After closing the majority of its stores during the pandemic, Montreal retailer DavidsTea is ready to relaunch the expansion of its store network. DavidsTea plans to settle next year on the site of Royalmount, this future shopping center under construction at the corner of highways 15 and 40 in Montreal.

A letter of intent has been submitted to that effect, says DavidsTea CEO and Chief Brand Officer Sarah Segal.

Three years ago, DavidsTea operated over 230 stores. But after closing them all in March 2020 in response to the pandemic, the company used the Companies’ Creditors Arrangement Act to restructure, leaving it now with only 18 stores nationwide to support a strategy focused on digital and wholesale trade in groceries and pharmacies.

“The in-store experience and in-person discovery is really important. We’re looking for great opportunities where the consumers are,” Sarah Segal said in an interview.

“We want to open more stores in Montreal. We hold discussions. We look in Montreal, but also in other markets where we were present in the past. We can’t wait to open stores, we don’t need 200 stores like before. »

She maintains that the organization is even willing to open stores in the United States again if a great opportunity arises. “We learned a lot to improve, refresh and adapt our stores. »

Sarah Segal does not want to mention an optimal number of stores for the network. She talks about the importance of having a “good” partnership with malls where there is good traffic. She also specifies that she sees attractive figures in several shopping centers across the country.

“We see it starting to come back to Toronto and downtown Montreal,” says Sarah Segal. “But there are still a lot of people who haven’t come back to the office,” she adds.

The increase in the size of the network of establishments is envisaged as online sales fell by 41% at DavidsTea during the months of February, March and April.

Management points out that difficulties surrounding the processing of online orders have created frustration among customers and negatively affected sales in recent months.

The situation prompted executives to send a termination notice to the current fulfillment service provider last week. DavidsTea believes that by handling order fulfillment itself, the company can better support speed of service and quality of experience.

DavidsTea is also renovating several of its existing stores by integrating tea bars, drawing inspiration from the atmosphere observed, for example, in Apple stores.
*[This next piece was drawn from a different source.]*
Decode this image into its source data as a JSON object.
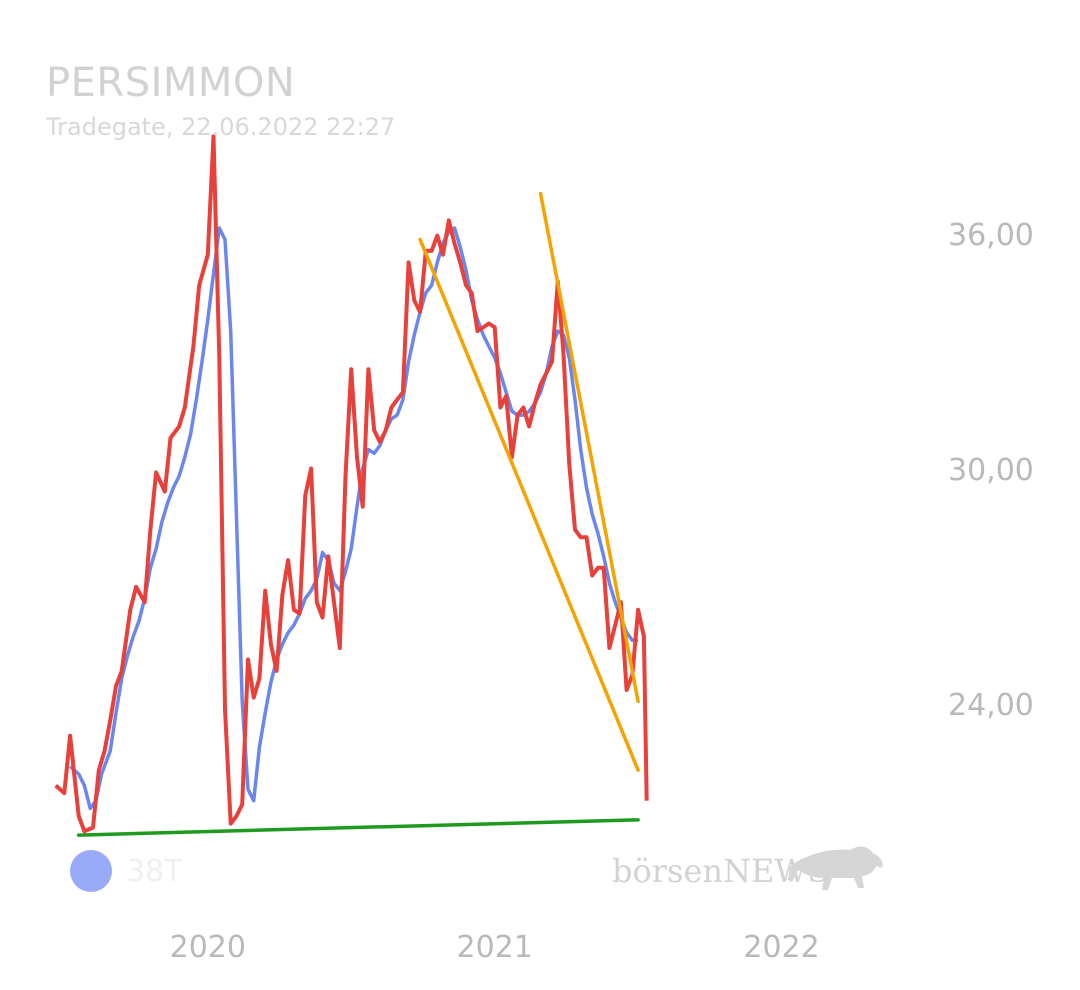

That is to say with tables favoring circulation and discussions.

To boost sales growth, management is also banking on other elements, including the upcoming launch of a mobile shopping app, the launch of new products (ready-to-drink drinks, superfood powders, etc.), and the increased wholesale presence in the United States. Tests will be carried out in the fall in a chain of supermarkets in the American Northeast with more than 400 establishments.

DavidsTea started wholesale five years ago and the company’s products are now available in 3,800 locations.
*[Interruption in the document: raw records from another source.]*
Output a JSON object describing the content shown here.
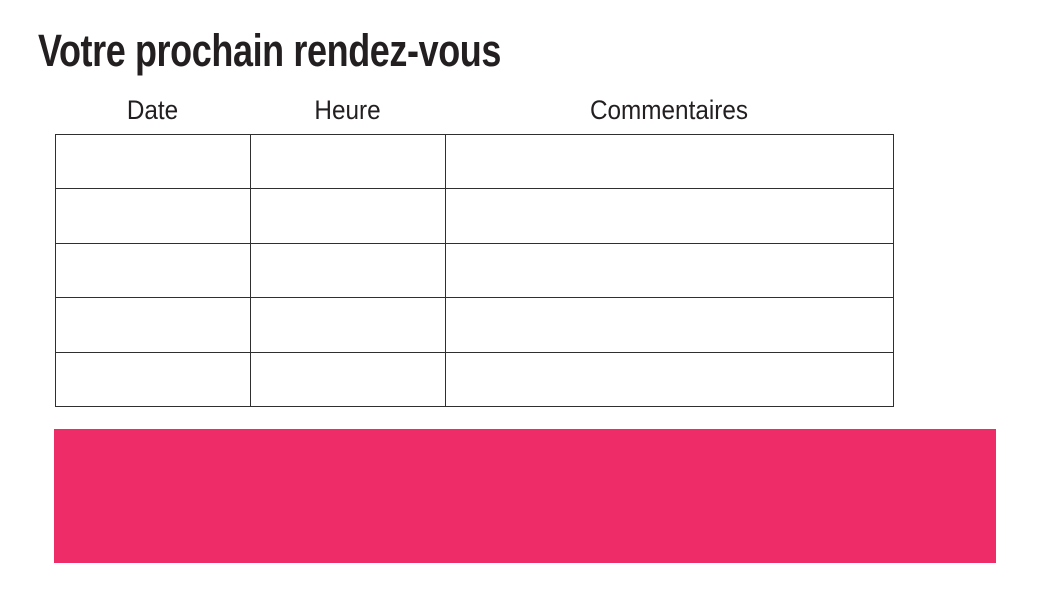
{
  "page": {
    "title": "Votre prochain rendez-vous"
  },
  "appointments_table": {
    "columns": [
      {
        "label": "Date"
      },
      {
        "label": "Heure"
      },
      {
        "label": "Commentaires"
      }
    ],
    "rows": [
      [
        "",
        "",
        ""
      ],
      [
        "",
        "",
        ""
      ],
      [
        "",
        "",
        ""
      ],
      [
        "",
        "",
        ""
      ],
      [
        "",
        "",
        ""
      ]
    ]
  },
  "colors": {
    "accent_pink": "#ED2C68",
    "table_border": "#2f2f2f",
    "text": "#231f20"
  }
}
DavidsTea released its early fiscal performance on Tuesday evening. A net loss of 2 million was recorded for the months of February, March and April, while turnover for the quarter fell by 30% to 14.3 million.

Management says sales continue to be impacted by “adverse economic conditions that are dampening consumer demand.”

DavidsTea stock closed Wednesday at 66 cents on the Toronto Venture Exchange, giving the company an approximate value of $17 million.